Eine gute Freundin meinte einmal, dass sie eine Zeit lang praktisch nur Spiegelungen fotografiert hätte und ihr das etwas unheimlich geworden wäre, weil es ihr wie ein Hinweis darauf vorkäme, dass sie nicht mit beiden Beinen in der realen Welt stünde. Diese Theorie kann ich nicht bestätigen. Weder für diese leider viel zu früh verstorbene Freundin noch für mich selbst. Ich halte sie auch für ziemlich an den Haaren herbeigezogen. Aber gut, angesichts der grindigen Theorien, die derzeit so herum flattern, kann ich mit dieser sehr gut leben.

Dominanz der Kirche

F. hat mich von meinem Lieblingskurhaus abgeholt und wir haben auf dem Heimweg nach Wien Station in Melk gemacht.

Möglicherweise haben sich die Bewohner von Melk irgendwann gewissermaßen vom Himmel beschützt gefühlt. Ich finde die Dominanz des Stifts über der Stadt eher bedrückend. Es ist eine sehr hübsche, kleine Stadt, die wir aber bei der Wohnungssuche eben deswegen ausgeklammert hatten. Wir sind in der heiteren, belebten Fußgängerzone spaziert. Das letzte Mal als wir dort waren, war gerade harter Lockdown und wir haben das Auto mit dem Wiener Kennzeichen diskret abgestellt. Heiter war die Stimmung damals nicht und das Stift hat noch etwas dominanter gewirkt als sonst. Aber im Normalbetrieb ist Melk ein sehr angenehmer Aufenthaltsort. Gegenüber liegt auch ein großes Stück Donauauen, in dem wir schon gegangen sind.

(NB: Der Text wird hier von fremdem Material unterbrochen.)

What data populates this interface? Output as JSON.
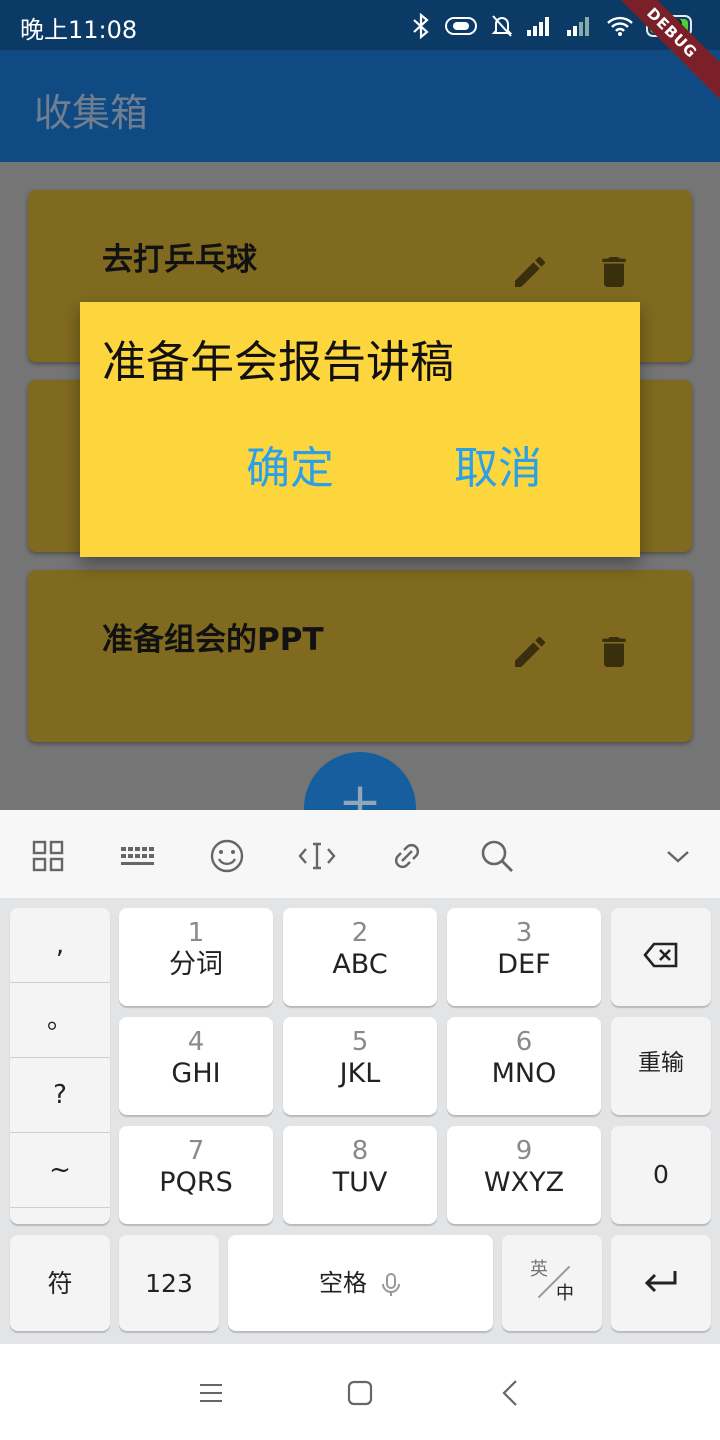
{
  "status_bar": {
    "time": "晚上11:08",
    "battery": "100",
    "debug_banner": "DEBUG"
  },
  "app_bar": {
    "title": "收集箱"
  },
  "cards": [
    {
      "title": "去打乒乓球"
    },
    {
      "title": ""
    },
    {
      "title": "准备组会的PPT"
    }
  ],
  "fab": {
    "label": "+"
  },
  "dialog": {
    "title": "准备年会报告讲稿",
    "confirm_label": "确定",
    "cancel_label": "取消"
  },
  "keyboard": {
    "toolbar_icons": [
      "grid-icon",
      "keyboard-icon",
      "emoji-icon",
      "cursor-icon",
      "link-icon",
      "search-icon",
      "chevron-down-icon"
    ],
    "punctuation": [
      ",",
      "。",
      "?",
      "~"
    ],
    "keys": [
      {
        "num": "1",
        "label": "分词"
      },
      {
        "num": "2",
        "label": "ABC"
      },
      {
        "num": "3",
        "label": "DEF"
      },
      {
        "num": "4",
        "label": "GHI"
      },
      {
        "num": "5",
        "label": "JKL"
      },
      {
        "num": "6",
        "label": "MNO"
      },
      {
        "num": "7",
        "label": "PQRS"
      },
      {
        "num": "8",
        "label": "TUV"
      },
      {
        "num": "9",
        "label": "WXYZ"
      }
    ],
    "reenter_label": "重输",
    "zero_label": "0",
    "symbol_label": "符",
    "numbers_label": "123",
    "space_label": "空格",
    "lang_en": "英",
    "lang_zh": "中"
  },
  "colors": {
    "app_bar": "#104a82",
    "dialog": "#fdd53d",
    "dialog_buttons": "#2aa0e8",
    "card": "#7f6a1f",
    "fab": "#165e9e"
  }
}
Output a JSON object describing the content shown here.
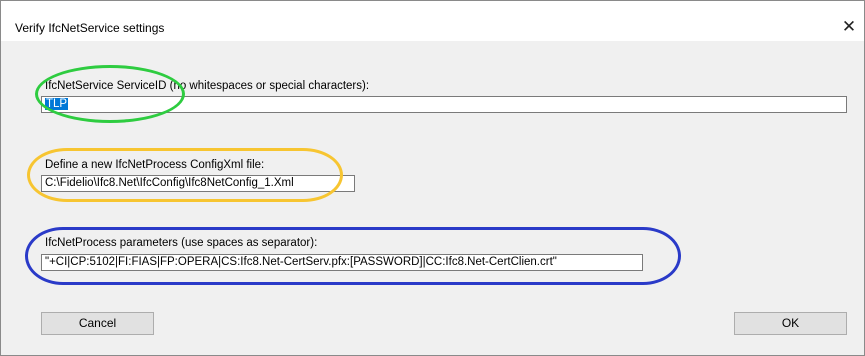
{
  "window": {
    "title": "Verify IfcNetService settings",
    "close_label": "✕"
  },
  "service_id": {
    "label": "IfcNetService ServiceID (no whitespaces or special characters):",
    "value": "TLP"
  },
  "config_xml": {
    "label": "Define a new IfcNetProcess ConfigXml file:",
    "value": "C:\\Fidelio\\Ifc8.Net\\IfcConfig\\Ifc8NetConfig_1.Xml"
  },
  "process_params": {
    "label": "IfcNetProcess parameters (use spaces as separator):",
    "value": "\"+CI|CP:5102|FI:FIAS|FP:OPERA|CS:Ifc8.Net-CertServ.pfx:[PASSWORD]|CC:Ifc8.Net-CertClien.crt\""
  },
  "buttons": {
    "cancel": "Cancel",
    "ok": "OK"
  },
  "highlight_colors": {
    "green": "#2ecc40",
    "yellow": "#f7c531",
    "blue": "#2a3ac8"
  }
}
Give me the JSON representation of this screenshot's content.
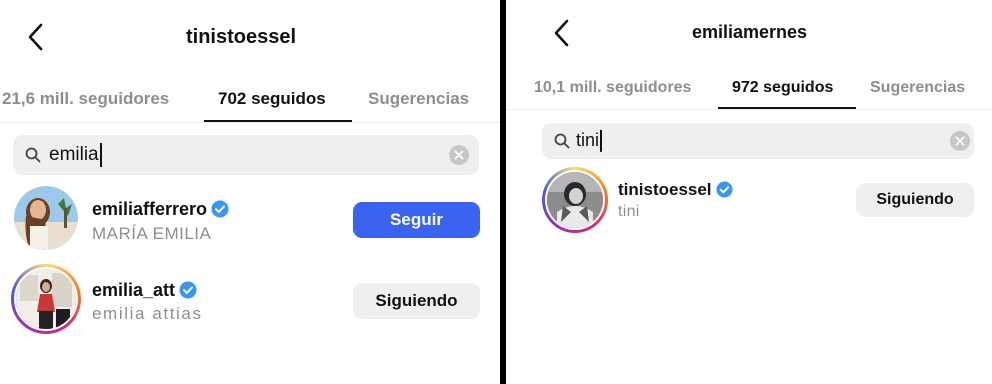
{
  "left": {
    "title": "tinistoessel",
    "tabs": [
      {
        "label": "21,6 mill. seguidores",
        "active": false
      },
      {
        "label": "702 seguidos",
        "active": true
      },
      {
        "label": "Sugerencias",
        "active": false
      }
    ],
    "search": {
      "value": "emilia"
    },
    "results": [
      {
        "username": "emiliafferrero",
        "verified": true,
        "full_name": "MARÍA EMILIA",
        "button": "Seguir",
        "button_style": "primary"
      },
      {
        "username": "emilia_att",
        "verified": true,
        "full_name": "emilia attias",
        "button": "Siguiendo",
        "button_style": "secondary"
      }
    ]
  },
  "right": {
    "title": "emiliamernes",
    "tabs": [
      {
        "label": "10,1 mill. seguidores",
        "active": false
      },
      {
        "label": "972 seguidos",
        "active": true
      },
      {
        "label": "Sugerencias",
        "active": false
      }
    ],
    "search": {
      "value": "tini"
    },
    "results": [
      {
        "username": "tinistoessel",
        "verified": true,
        "full_name": "tini",
        "button": "Siguiendo",
        "button_style": "secondary"
      }
    ]
  },
  "icons": {
    "back": "chevron-left-icon",
    "search": "search-icon",
    "clear": "clear-icon",
    "verified": "verified-badge-icon"
  },
  "colors": {
    "primary_button": "#3a64f0",
    "verified": "#3897f0",
    "secondary_text": "#8e8e8e",
    "search_bg": "#efefef"
  }
}
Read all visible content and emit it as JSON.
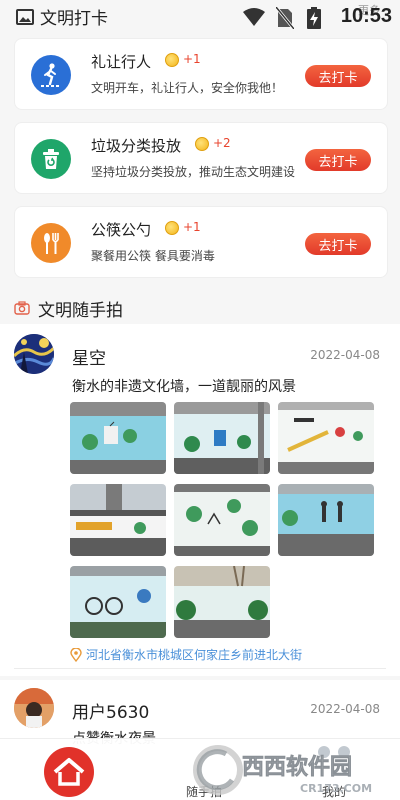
{
  "status_bar": {
    "time": "10:53"
  },
  "header": {
    "title": "文明打卡",
    "more": "更多"
  },
  "tasks": [
    {
      "title": "礼让行人",
      "points": "+1",
      "desc": "文明开车，礼让行人，安全你我他！",
      "button": "去打卡",
      "icon": "pedestrian-crossing-icon",
      "color": "#2a6fd6"
    },
    {
      "title": "垃圾分类投放",
      "points": "+2",
      "desc": "坚持垃圾分类投放，推动生态文明建设",
      "button": "去打卡",
      "icon": "trash-bin-icon",
      "color": "#1fa66a"
    },
    {
      "title": "公筷公勺",
      "points": "+1",
      "desc": "聚餐用公筷 餐具要消毒",
      "button": "去打卡",
      "icon": "spoon-fork-icon",
      "color": "#f08a2a"
    }
  ],
  "photos_section": {
    "title": "文明随手拍"
  },
  "posts": [
    {
      "username": "星空",
      "date": "2022-04-08",
      "text": "衡水的非遗文化墙，一道靓丽的风景",
      "location": "河北省衡水市桃城区何家庄乡前进北大街"
    },
    {
      "username": "用户5630",
      "date": "2022-04-08",
      "text": "点赞衡水夜景"
    }
  ],
  "bottom_nav": {
    "home": "首页",
    "snap": "随手拍",
    "mine": "我的"
  },
  "watermark": {
    "text": "西西软件园",
    "url": "CR173.COM"
  },
  "colors": {
    "accent": "#e23a2a",
    "link": "#4a90d9"
  }
}
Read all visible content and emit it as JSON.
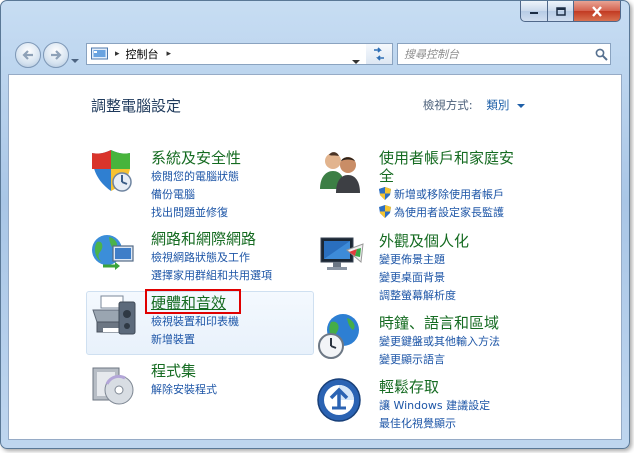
{
  "window": {
    "controls": {
      "minimize": "minimize-icon",
      "maximize": "maximize-icon",
      "close": "close-icon"
    }
  },
  "nav": {
    "address": {
      "icon": "control-panel-icon",
      "sep1": "▸",
      "location": "控制台",
      "sep2": "▸"
    },
    "search": {
      "placeholder": "搜尋控制台"
    }
  },
  "page": {
    "title": "調整電腦設定",
    "view_by_label": "檢視方式:",
    "view_by_value": "類別"
  },
  "categories": {
    "system": {
      "title": "系統及安全性",
      "links": [
        "檢閱您的電腦狀態",
        "備份電腦",
        "找出問題並修復"
      ]
    },
    "network": {
      "title": "網路和網際網路",
      "links": [
        "檢視網路狀態及工作",
        "選擇家用群組和共用選項"
      ]
    },
    "hardware": {
      "title": "硬體和音效",
      "links": [
        "檢視裝置和印表機",
        "新增裝置"
      ]
    },
    "programs": {
      "title": "程式集",
      "links": [
        "解除安裝程式"
      ]
    },
    "users": {
      "title_line1": "使用者帳戶和家庭安",
      "title_line2": "全",
      "links": [
        "新增或移除使用者帳戶",
        "為使用者設定家長監護"
      ]
    },
    "appearance": {
      "title": "外觀及個人化",
      "links": [
        "變更佈景主題",
        "變更桌面背景",
        "調整螢幕解析度"
      ]
    },
    "clock": {
      "title": "時鐘、語言和區域",
      "links": [
        "變更鍵盤或其他輸入方法",
        "變更顯示語言"
      ]
    },
    "access": {
      "title": "輕鬆存取",
      "links": [
        "讓 Windows 建議設定",
        "最佳化視覺顯示"
      ]
    }
  },
  "colors": {
    "category_title": "#156b21",
    "link": "#1e56a7",
    "highlight_box": "#e00000"
  }
}
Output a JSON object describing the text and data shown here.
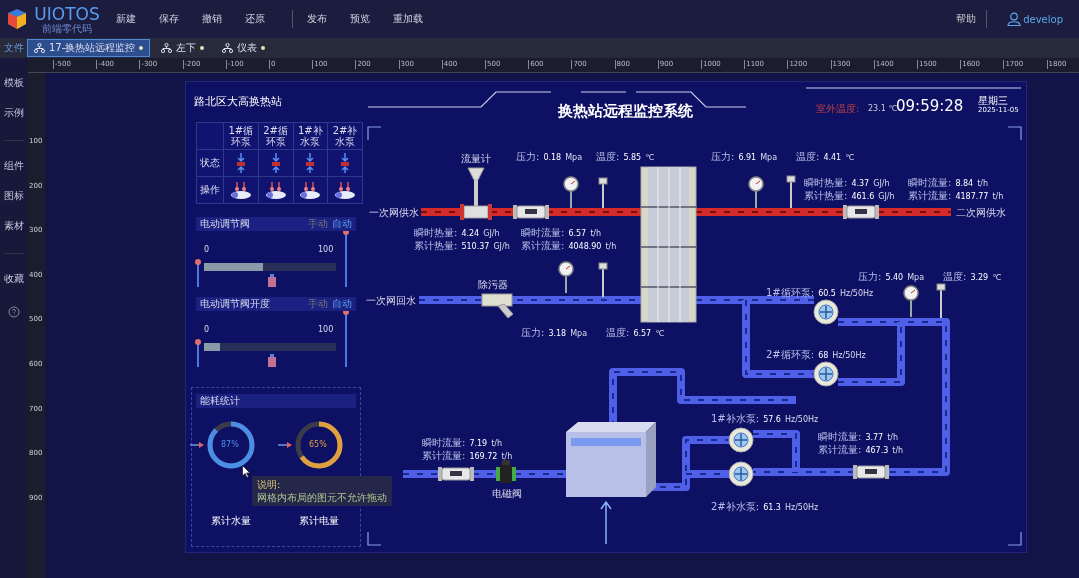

Das Stift selbst ist auch barock-prächtig. Ein Benediktiner-Stift, das in seiner heutigen Form von Jakob Prandtauer in den Jahren 1702 bis 1746 errichtet wurde, aber schon auf mehr als 900 Jahre Geschichte zurück blicken kann. Die Stiftsbibliothek ist eine Fundgrube für alte Texte. Es wurden dort auch etliche Fragmente des Nibelungenlieds gefunden. Auch die Gärten sind eine Pracht, die ich bei nächster Gelegenheit mit Freude erkunden werde, PB liegt schließlich ganz in der Nähe. Allein schon der Ausblick von der Terrasse des Stifts ist einen Besuch wert.

Das Nibelungenlied, in dem Melk als „Medelick“ erwähnt wird, ist omnipräsent. Ich habe nie Mittelhochdeutsch gelernt, kann den Text also nur ungefähr verstehen.